はるか遠かった下駄箱にたどり着いて靴を履き替える。と、視線を感じて振り返った。ちらっとだが柱の陰に隠れる女子生徒たちの姿が見えた。かすかに聞こえてくる囁き声。それはけっして悪意のあるものでなく、むしろ逆で。
「なーににやけてんのよ」
いきなり頭を後ろからはたかれた。俺を見捨ててさっさと先へ行っていた美緒だ。
「遅刻するでしょ、早く教室へ行く!」
「へーい」
階段を上り始める俺の背後で、彼女はため息をついた。
「まったく、変な有名人になっちゃったわよねえ」
俺たちの「トラック事故からの奇跡の無傷生還」はローカル新聞の記事にまでなってしまい、俺と美緒の高校での知名度が急に跳ね上がってしまったのだった。
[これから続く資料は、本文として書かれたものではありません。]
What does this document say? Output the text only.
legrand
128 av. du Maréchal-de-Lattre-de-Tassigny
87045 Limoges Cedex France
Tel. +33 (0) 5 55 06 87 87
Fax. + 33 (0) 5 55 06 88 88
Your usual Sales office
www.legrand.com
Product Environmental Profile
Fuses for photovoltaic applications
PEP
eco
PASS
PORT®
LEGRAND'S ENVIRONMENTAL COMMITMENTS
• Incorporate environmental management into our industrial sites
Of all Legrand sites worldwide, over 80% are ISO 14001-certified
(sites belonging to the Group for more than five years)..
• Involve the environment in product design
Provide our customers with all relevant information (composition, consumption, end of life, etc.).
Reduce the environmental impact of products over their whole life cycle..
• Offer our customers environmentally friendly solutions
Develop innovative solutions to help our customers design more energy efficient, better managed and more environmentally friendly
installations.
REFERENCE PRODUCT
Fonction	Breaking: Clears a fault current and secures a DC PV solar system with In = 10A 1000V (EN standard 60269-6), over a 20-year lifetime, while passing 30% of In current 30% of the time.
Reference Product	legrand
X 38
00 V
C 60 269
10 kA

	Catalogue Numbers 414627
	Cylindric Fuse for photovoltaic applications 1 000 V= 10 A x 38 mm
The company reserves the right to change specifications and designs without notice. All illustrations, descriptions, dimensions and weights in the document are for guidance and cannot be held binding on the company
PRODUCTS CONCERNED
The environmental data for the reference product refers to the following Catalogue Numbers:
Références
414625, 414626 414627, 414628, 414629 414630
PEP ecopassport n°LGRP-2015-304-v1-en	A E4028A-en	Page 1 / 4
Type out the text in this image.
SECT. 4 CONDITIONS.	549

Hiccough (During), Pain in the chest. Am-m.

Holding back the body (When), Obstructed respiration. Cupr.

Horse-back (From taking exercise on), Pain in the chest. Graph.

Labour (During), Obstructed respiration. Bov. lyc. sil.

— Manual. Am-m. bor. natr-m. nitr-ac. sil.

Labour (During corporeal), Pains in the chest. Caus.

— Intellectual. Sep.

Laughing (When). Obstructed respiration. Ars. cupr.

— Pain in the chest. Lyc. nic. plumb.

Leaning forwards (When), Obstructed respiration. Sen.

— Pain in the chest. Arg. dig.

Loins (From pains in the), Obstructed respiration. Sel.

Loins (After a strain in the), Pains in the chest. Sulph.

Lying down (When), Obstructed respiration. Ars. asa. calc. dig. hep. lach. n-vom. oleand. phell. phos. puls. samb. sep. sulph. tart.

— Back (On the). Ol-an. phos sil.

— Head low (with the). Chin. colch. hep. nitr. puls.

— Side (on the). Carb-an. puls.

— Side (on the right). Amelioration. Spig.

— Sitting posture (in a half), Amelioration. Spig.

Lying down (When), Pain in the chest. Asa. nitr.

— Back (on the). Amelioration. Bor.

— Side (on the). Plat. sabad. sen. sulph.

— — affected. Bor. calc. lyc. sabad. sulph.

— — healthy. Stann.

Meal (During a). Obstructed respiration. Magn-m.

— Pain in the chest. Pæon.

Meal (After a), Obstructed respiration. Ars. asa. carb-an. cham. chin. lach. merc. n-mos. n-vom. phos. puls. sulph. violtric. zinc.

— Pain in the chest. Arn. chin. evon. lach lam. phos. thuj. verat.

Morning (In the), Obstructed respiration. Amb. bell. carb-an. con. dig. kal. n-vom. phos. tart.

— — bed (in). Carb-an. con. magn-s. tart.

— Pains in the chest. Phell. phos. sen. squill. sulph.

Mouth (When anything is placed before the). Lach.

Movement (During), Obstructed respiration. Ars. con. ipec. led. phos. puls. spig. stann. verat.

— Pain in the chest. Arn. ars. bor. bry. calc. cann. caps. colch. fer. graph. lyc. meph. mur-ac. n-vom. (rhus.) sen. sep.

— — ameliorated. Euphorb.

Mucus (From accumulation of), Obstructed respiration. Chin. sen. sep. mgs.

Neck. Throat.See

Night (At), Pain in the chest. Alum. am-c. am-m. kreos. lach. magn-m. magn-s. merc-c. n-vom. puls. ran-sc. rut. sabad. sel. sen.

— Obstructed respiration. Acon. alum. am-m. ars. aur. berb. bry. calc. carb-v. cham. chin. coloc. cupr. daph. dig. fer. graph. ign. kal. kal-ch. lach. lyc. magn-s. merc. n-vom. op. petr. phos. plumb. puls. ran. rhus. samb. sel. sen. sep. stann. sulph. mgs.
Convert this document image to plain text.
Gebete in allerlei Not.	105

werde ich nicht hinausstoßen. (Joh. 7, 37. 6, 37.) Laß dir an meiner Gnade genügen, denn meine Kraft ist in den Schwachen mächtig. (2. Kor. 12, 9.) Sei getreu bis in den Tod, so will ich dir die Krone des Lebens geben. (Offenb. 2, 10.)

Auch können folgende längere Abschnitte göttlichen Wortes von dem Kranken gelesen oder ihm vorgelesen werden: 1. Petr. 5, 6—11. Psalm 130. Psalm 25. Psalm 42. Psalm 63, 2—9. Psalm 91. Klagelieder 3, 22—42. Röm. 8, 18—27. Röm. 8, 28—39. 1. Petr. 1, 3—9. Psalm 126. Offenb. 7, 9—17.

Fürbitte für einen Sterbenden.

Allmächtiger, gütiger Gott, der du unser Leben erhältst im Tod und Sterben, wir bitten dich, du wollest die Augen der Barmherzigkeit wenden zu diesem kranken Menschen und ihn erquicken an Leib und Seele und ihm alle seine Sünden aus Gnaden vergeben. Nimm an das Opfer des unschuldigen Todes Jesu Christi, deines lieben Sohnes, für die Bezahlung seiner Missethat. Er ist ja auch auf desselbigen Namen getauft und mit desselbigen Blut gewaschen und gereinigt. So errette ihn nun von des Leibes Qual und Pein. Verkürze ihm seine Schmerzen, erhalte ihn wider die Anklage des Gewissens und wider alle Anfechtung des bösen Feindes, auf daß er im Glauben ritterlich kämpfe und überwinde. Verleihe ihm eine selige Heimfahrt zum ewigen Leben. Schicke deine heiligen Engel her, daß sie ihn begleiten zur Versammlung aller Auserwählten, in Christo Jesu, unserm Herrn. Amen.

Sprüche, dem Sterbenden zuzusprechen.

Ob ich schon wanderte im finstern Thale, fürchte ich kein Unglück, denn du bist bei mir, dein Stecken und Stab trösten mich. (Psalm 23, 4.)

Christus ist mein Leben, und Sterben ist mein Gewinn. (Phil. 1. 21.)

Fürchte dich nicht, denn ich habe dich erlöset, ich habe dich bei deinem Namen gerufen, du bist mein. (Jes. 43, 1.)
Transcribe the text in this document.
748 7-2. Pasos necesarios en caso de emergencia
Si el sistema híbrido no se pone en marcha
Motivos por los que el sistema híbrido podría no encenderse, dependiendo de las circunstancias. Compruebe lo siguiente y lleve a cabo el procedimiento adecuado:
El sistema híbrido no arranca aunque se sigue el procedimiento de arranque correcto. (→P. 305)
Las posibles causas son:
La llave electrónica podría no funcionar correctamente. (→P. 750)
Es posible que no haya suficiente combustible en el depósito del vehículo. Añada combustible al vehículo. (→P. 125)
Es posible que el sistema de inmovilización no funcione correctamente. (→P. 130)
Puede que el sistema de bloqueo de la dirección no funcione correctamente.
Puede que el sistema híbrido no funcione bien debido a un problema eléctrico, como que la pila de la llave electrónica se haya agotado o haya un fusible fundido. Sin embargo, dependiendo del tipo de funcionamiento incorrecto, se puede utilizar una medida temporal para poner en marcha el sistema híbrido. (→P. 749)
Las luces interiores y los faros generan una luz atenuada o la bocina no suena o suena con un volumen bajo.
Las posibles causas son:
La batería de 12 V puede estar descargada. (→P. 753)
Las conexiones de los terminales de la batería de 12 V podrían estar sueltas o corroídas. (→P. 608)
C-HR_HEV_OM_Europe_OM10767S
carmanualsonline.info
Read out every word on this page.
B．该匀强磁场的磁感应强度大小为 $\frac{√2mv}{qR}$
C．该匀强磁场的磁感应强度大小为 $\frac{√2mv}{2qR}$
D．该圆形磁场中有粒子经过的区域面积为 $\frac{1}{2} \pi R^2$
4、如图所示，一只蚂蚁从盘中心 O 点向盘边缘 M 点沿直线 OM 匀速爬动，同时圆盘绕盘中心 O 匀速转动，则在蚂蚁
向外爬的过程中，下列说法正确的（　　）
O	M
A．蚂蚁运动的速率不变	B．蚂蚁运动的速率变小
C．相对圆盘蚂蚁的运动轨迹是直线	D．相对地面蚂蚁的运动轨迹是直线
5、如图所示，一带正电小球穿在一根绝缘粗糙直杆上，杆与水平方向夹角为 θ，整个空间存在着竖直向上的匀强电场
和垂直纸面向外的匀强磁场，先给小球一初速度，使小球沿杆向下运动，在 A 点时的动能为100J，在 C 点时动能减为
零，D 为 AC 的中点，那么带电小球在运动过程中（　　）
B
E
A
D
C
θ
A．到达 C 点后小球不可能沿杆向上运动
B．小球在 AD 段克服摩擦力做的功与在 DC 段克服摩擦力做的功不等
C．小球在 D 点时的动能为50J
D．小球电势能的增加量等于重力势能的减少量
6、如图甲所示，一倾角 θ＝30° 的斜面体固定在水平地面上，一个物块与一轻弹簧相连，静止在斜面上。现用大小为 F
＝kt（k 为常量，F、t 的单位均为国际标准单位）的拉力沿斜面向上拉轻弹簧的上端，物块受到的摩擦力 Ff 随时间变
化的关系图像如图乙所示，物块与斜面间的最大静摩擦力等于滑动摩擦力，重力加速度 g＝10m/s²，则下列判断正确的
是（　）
しかも、
「あんたは農作業で体鍛わっちゃったしね……」
美緒が低い声で言った通り、黄肌村でひたすらやらされた畑仕事で俺の腕肩脚はかなり筋肉ムキムキになっていて、しかも実は一年経過しているせいで体格も一年生にしては良くなっていて。その結果が、各運動部からの熱烈な勧誘だった。
「ったく、調子こくんじゃないわよ」
気づけば再びにやけていた俺をまた美緒がはたく。イーッという顔をしてから自分の教室へ走っていく彼女を見送って、俺はゆっくり自教室へ入った。
とたんにざわめく教室。集まる視線。特に女子たちからのけっこう熱のこもったやつ。
その中を俺は悠然と歩いて席に座る。今のこの状況は、高校入学した直後は考えられないものだった。異世界召喚される前までは。
だから俺は、声を大にして言いたいんだ。
異世界召喚さえされれば上手くいく、ってね。